- Born: June 14, 1951 Fagge, Kano State, Nigeria
- Died: April 18, 2026 (aged 74) Kano, Kano State, Nigeria
- Occupations: Sports administrator, public servant
- Known for: Chairman of the Nigeria Football Association (2002–2006)
- Title: Galadiman Fagge

= Ibrahim Galadima =

Former Nigerian sports administrators

Alhaji Ibrahim Galadima (14 June 1951 – 18 April 2026) was a Nigerian sports administrator, public servant, and traditional leader. He served as Chairman of the Nigeria Football Association (NFA) from 2002 to 2006 and held cabinet-level administrative positions in Kano State.

== Early life ==
Galadima was born on 14 June 1951 in Fagge, Kano State, Nigeria. He completed his education in Kano before entering public administration and sports governance in the late 1970s.

== Career ==

=== Sports administration ===
Galadima began his career in sports governance within Kano State during the late 1970s:
- Kano State Football Association: Served as Chairman from 1977 to 1979.
- Kano State Sports Council: Executive Chairman from 1981 to 1983, with a subsequent re-appointment in the late 1980s.
- National Sports Commission: Appointed to the Caretaker Committee of the National Sports Commission in 1984.
- Nigeria Olympic Committee: Served as First Vice President from 1985 to 1987.
- Kano Pillars F.C.: Played a foundational role in the 1990 establishment of Kano Pillars F.C. through the merger of local football clubs in Kano.
- International & Tournament Committees: Served on the Presidential Monitoring Committee for stadium infrastructure development ahead of the 1999 FIFA World Youth Championship hosted by Nigeria, as well as the Confederation of African Football (CAF) Youth Championship Organising Committee.
- Nigeria Football Association: Elected Chairman of the NFA in 2002, serving until 2006. His administration managed national team operations and grassroots football programs.

=== Public service ===
Outside sports governance, Galadima held cabinet-level commissioner portfolios in Kano State:
- Commissioner for Social Welfare, Youth, and Sports (appointed 1989).
- Commissioner for Works, Housing, and Transport.
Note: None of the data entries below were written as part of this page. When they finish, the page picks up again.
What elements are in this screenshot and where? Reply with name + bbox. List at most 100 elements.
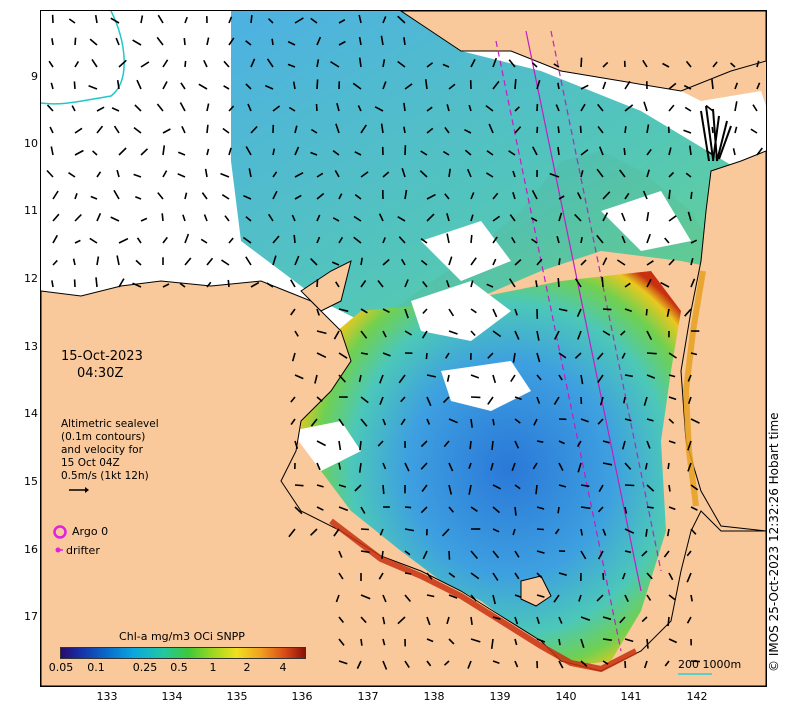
velocity-arrow	[132, 39, 142, 46]
velocity-arrow	[404, 279, 409, 288]
velocity-arrow	[316, 172, 324, 178]
x-tick: 142	[686, 690, 708, 703]
velocity-arrow	[338, 308, 349, 313]
velocity-arrow	[535, 280, 538, 288]
velocity-arrow	[624, 550, 632, 554]
velocity-arrow	[316, 79, 319, 90]
velocity-arrow	[338, 418, 345, 427]
velocity-arrow	[602, 212, 609, 222]
velocity-arrow	[446, 374, 450, 382]
velocity-arrow	[448, 550, 451, 560]
velocity-arrow	[536, 374, 542, 381]
argo-label: Argo 0	[72, 525, 109, 538]
velocity-arrow	[335, 123, 340, 134]
velocity-arrow	[404, 330, 413, 336]
velocity-arrow	[530, 217, 538, 222]
velocity-arrow	[338, 352, 348, 359]
time-label: 04:30Z	[77, 366, 124, 381]
velocity-arrow	[685, 60, 692, 68]
velocity-arrow	[580, 374, 584, 385]
y-tick: 17	[24, 610, 38, 623]
velocity-arrow	[667, 462, 670, 470]
velocity-arrow	[492, 330, 502, 338]
velocity-arrow	[338, 506, 349, 512]
velocity-arrow	[360, 330, 368, 339]
velocity-arrow	[291, 214, 296, 222]
velocity-arrow	[310, 528, 318, 536]
velocity-arrow	[624, 418, 632, 422]
velocity-arrow	[382, 616, 386, 625]
velocity-arrow	[487, 396, 494, 405]
velocity-arrow	[294, 330, 299, 337]
velocity-arrow	[602, 330, 611, 336]
velocity-arrow	[400, 418, 406, 426]
velocity-arrow	[426, 213, 435, 222]
velocity-arrow	[421, 330, 428, 339]
colorbar-label: 2	[243, 661, 251, 674]
velocity-arrow	[514, 638, 518, 646]
velocity-arrow	[68, 18, 76, 24]
velocity-arrow	[690, 594, 693, 602]
velocity-arrow	[624, 374, 633, 378]
velocity-arrow	[157, 14, 164, 24]
velocity-arrow	[536, 440, 544, 443]
velocity-arrow	[382, 81, 387, 90]
drifter-label: drifter	[66, 544, 100, 557]
velocity-arrow	[184, 257, 192, 266]
velocity-arrow	[646, 233, 651, 244]
velocity-arrow	[448, 638, 455, 645]
velocity-arrow	[380, 123, 384, 134]
velocity-arrow	[358, 462, 362, 473]
velocity-arrow	[333, 330, 340, 340]
velocity-arrow	[316, 59, 320, 68]
colorbar-label: 0.5	[170, 661, 188, 674]
velocity-arrow	[133, 126, 142, 134]
velocity-arrow	[110, 17, 120, 24]
velocity-arrow	[118, 278, 125, 288]
velocity-arrow	[250, 58, 256, 68]
velocity-arrow	[352, 82, 362, 90]
velocity-arrow	[602, 462, 613, 466]
velocity-arrow	[52, 234, 58, 244]
velocity-arrow	[467, 660, 472, 669]
velocity-arrow	[140, 148, 149, 156]
velocity-arrow	[642, 59, 648, 68]
map-area[interactable]	[40, 10, 767, 687]
velocity-arrow	[223, 60, 230, 68]
x-tick: 134	[161, 690, 183, 703]
velocity-arrow	[492, 308, 498, 318]
velocity-arrow	[132, 282, 142, 288]
velocity-arrow	[602, 308, 612, 311]
velocity-arrow	[470, 330, 476, 337]
velocity-arrow	[668, 594, 676, 601]
velocity-arrow	[403, 126, 406, 134]
velocity-arrow	[616, 259, 626, 266]
velocity-arrow	[74, 37, 77, 46]
velocity-arrow	[646, 594, 652, 601]
velocity-arrow	[316, 396, 323, 403]
velocity-arrow	[228, 237, 234, 244]
track-line	[495, 40, 622, 652]
velocity-arrow	[420, 462, 428, 470]
velocity-arrow	[201, 192, 208, 200]
velocity-arrow	[156, 103, 164, 112]
velocity-arrow	[732, 148, 736, 156]
velocity-arrow	[242, 236, 252, 244]
velocity-arrow	[492, 594, 496, 605]
velocity-arrow	[574, 352, 582, 359]
velocity-arrow	[338, 660, 348, 665]
velocity-arrow	[272, 148, 276, 156]
velocity-arrow	[624, 506, 628, 514]
velocity-arrow	[558, 258, 561, 266]
cloud-patch	[441, 361, 531, 411]
velocity-arrow	[89, 237, 98, 244]
land-island	[300, 260, 352, 312]
velocity-arrow	[641, 550, 648, 557]
velocity-arrow	[71, 105, 76, 112]
velocity-arrow	[398, 236, 406, 244]
velocity-arrow	[514, 506, 517, 516]
velocity-arrow	[470, 506, 478, 512]
drifter-marker-icon	[55, 547, 63, 553]
velocity-arrow	[602, 572, 605, 580]
velocity-arrow	[486, 150, 494, 156]
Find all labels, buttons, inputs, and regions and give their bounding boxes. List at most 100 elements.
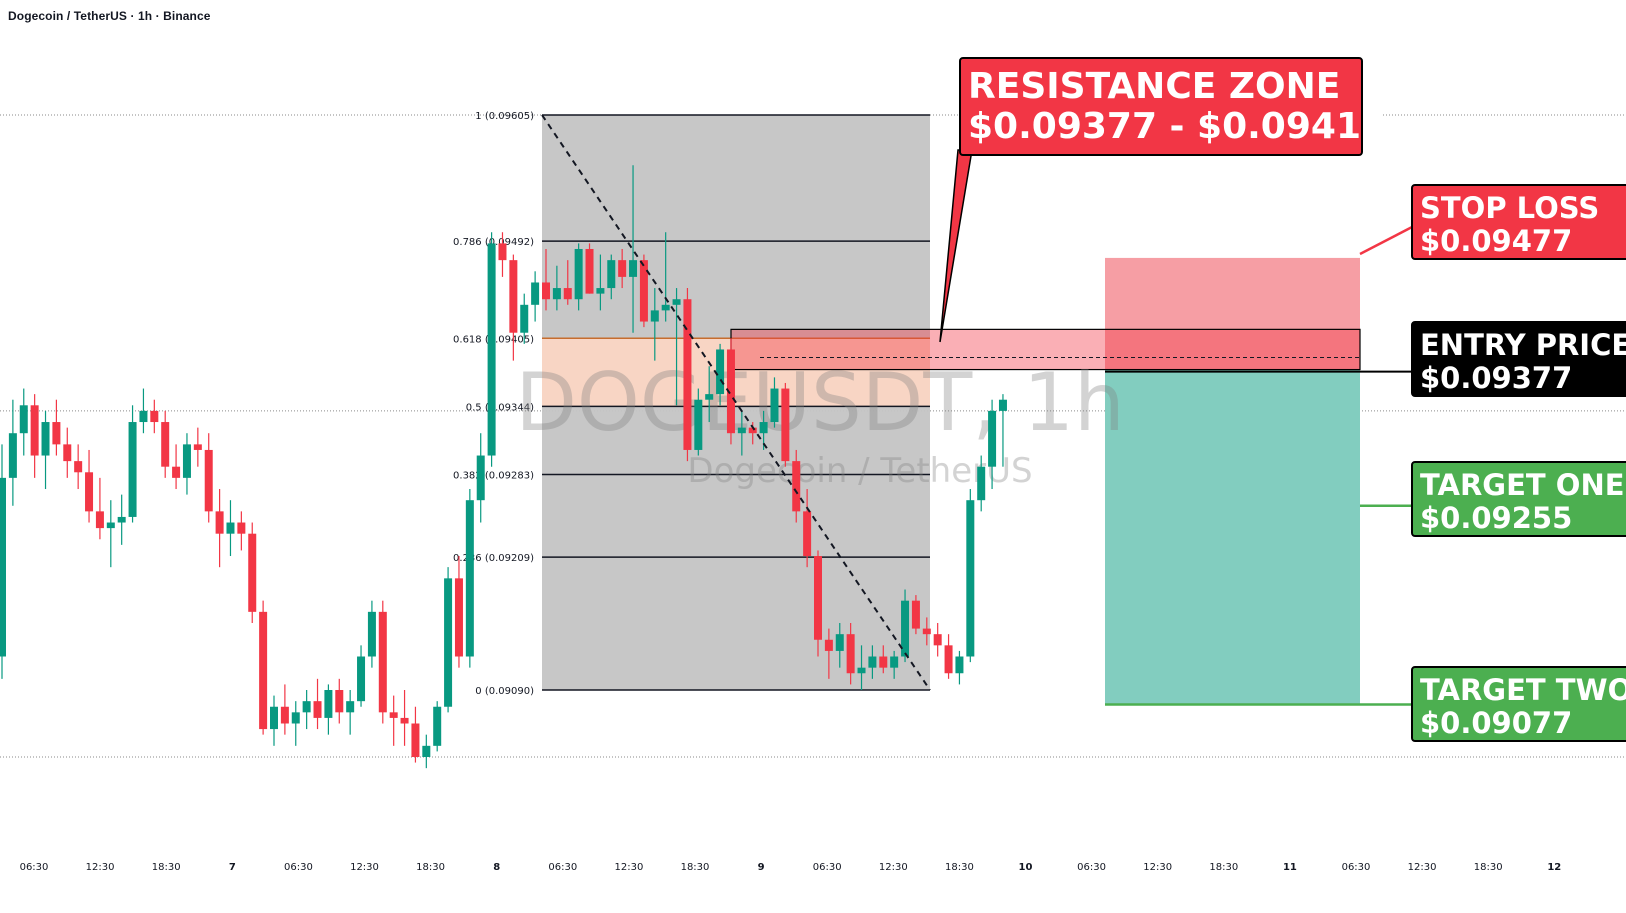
candle: [150, 399, 159, 434]
candle: [0, 444, 6, 679]
candle-body: [726, 349, 735, 434]
x-tick-label: 18:30: [152, 862, 181, 873]
x-tick-label: 06:30: [548, 862, 577, 873]
x-tick-label: 12:30: [879, 862, 908, 873]
candle-body: [270, 706, 278, 730]
entry-callout-box: [1411, 321, 1626, 397]
candle-body: [509, 260, 518, 333]
candle-body: [139, 410, 148, 423]
fib-label-0.5: 0.5 (0.09344): [466, 402, 534, 413]
candle: [770, 377, 779, 428]
candle: [998, 394, 1007, 467]
candle: [63, 427, 72, 478]
candle-body: [204, 449, 213, 512]
candle-body: [30, 405, 39, 456]
candle: [846, 623, 855, 685]
candle: [694, 388, 703, 456]
candle-body: [8, 433, 17, 478]
candle: [302, 690, 311, 730]
candle: [585, 243, 594, 294]
candle: [193, 427, 202, 467]
x-tick-label: 9: [758, 862, 765, 873]
candle-body: [846, 634, 855, 674]
candle: [933, 623, 942, 657]
candle: [128, 405, 137, 523]
watermark-symbol: DOGEUSDT, 1h: [515, 356, 1124, 449]
candle-body: [400, 717, 409, 724]
candle: [683, 288, 692, 462]
target-two-callout-box: [1411, 666, 1626, 742]
candle: [237, 511, 246, 551]
candle-body: [237, 522, 246, 534]
entry-callout-line1: ENTRY PRICE: [1420, 328, 1626, 362]
candle-body: [422, 745, 431, 757]
entry-callout-line2: $0.09377: [1420, 361, 1572, 395]
candle: [41, 410, 50, 490]
candle-body: [41, 422, 50, 456]
candle-body: [998, 399, 1007, 411]
candle: [726, 338, 735, 445]
candle: [106, 500, 115, 568]
candle: [226, 500, 235, 557]
watermark-name: Dogecoin / TetherUS: [687, 451, 1032, 491]
candle-body: [335, 690, 344, 713]
callouts[interactable]: RESISTANCE ZONE$0.09377 - $0.09413 STOP L…: [939, 57, 1626, 742]
candle: [172, 444, 181, 490]
x-tick-label: 8: [493, 862, 500, 873]
candle-body: [661, 304, 670, 311]
x-tick-label: 06:30: [1077, 862, 1106, 873]
target-one-callout[interactable]: TARGET ONE$0.09255: [1411, 461, 1626, 537]
candle: [74, 444, 83, 490]
candle-body: [944, 645, 953, 674]
candle-body: [531, 282, 540, 305]
fib-label-0.236: 0.236 (0.09209): [453, 553, 534, 564]
candle-body: [465, 500, 474, 657]
candle-body: [487, 243, 496, 456]
candle: [792, 449, 801, 523]
candle-body: [835, 634, 844, 651]
candle-body: [117, 516, 126, 523]
target-one-callout-line1: TARGET ONE: [1420, 468, 1625, 502]
candle-body: [607, 260, 616, 289]
x-tick-label: 18:30: [945, 862, 974, 873]
candle-body: [988, 410, 997, 467]
candle-body: [977, 466, 986, 501]
candle-body: [444, 578, 453, 707]
candle-body: [433, 706, 442, 746]
candle-body: [454, 578, 463, 657]
x-tick-label: 06:30: [1342, 862, 1371, 873]
candle: [259, 600, 268, 735]
candle-body: [542, 282, 550, 300]
candle-body: [781, 388, 790, 462]
target-two-callout[interactable]: TARGET TWO$0.09077: [1411, 666, 1626, 742]
target-two-callout-line2: $0.09077: [1420, 706, 1572, 740]
watermark: DOGEUSDT, 1h Dogecoin / TetherUS: [515, 356, 1124, 491]
target-zone: [1105, 369, 1360, 705]
candle: [389, 695, 398, 746]
candle-body: [759, 422, 768, 434]
x-tick-label: 12: [1547, 862, 1561, 873]
position-zones[interactable]: [730, 257, 1412, 706]
candle-body: [650, 310, 659, 322]
fib-dashed-trend: [541, 114, 931, 691]
fib-trendline[interactable]: [541, 114, 931, 691]
x-tick-label: 18:30: [416, 862, 445, 873]
resistance-callout[interactable]: RESISTANCE ZONE$0.09377 - $0.09413: [959, 57, 1386, 156]
candle: [966, 489, 975, 663]
candle: [444, 567, 453, 713]
fib-label-0.786: 0.786 (0.09492): [453, 237, 534, 248]
candle-body: [226, 522, 235, 534]
stop-loss-callout[interactable]: STOP LOSS$0.09477: [1411, 184, 1626, 260]
candle: [716, 343, 725, 406]
candle-body: [193, 444, 202, 450]
entry-callout[interactable]: ENTRY PRICE$0.09377: [1411, 321, 1626, 397]
candle-body: [74, 461, 83, 473]
candle-body: [389, 712, 398, 718]
candle-body: [890, 656, 899, 668]
candle: [868, 645, 877, 679]
candle-body: [63, 444, 72, 462]
candle: [378, 600, 387, 724]
x-axis: 06:30 12:30 18:30 7 06:30 12:30 18:30 8 06:30 12:…: [20, 862, 1562, 873]
x-tick-label: 12:30: [1408, 862, 1437, 873]
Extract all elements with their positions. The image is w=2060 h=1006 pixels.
In local administration, he held the traditional title of Galadiman Fagge, serving as the traditional community leader of Fagge in Kano State.

== Death ==
Galadima died in Kano on 18 April 2026 at the age of 74. Funeral prayers were conducted on 19 April 2026 at the Fagge Juma'at Mosque in Kano, followed by burial according to Islamic rites. President Bola Tinubu issued an official statement mourning his passage and commending his contributions to sports development in Nigeria.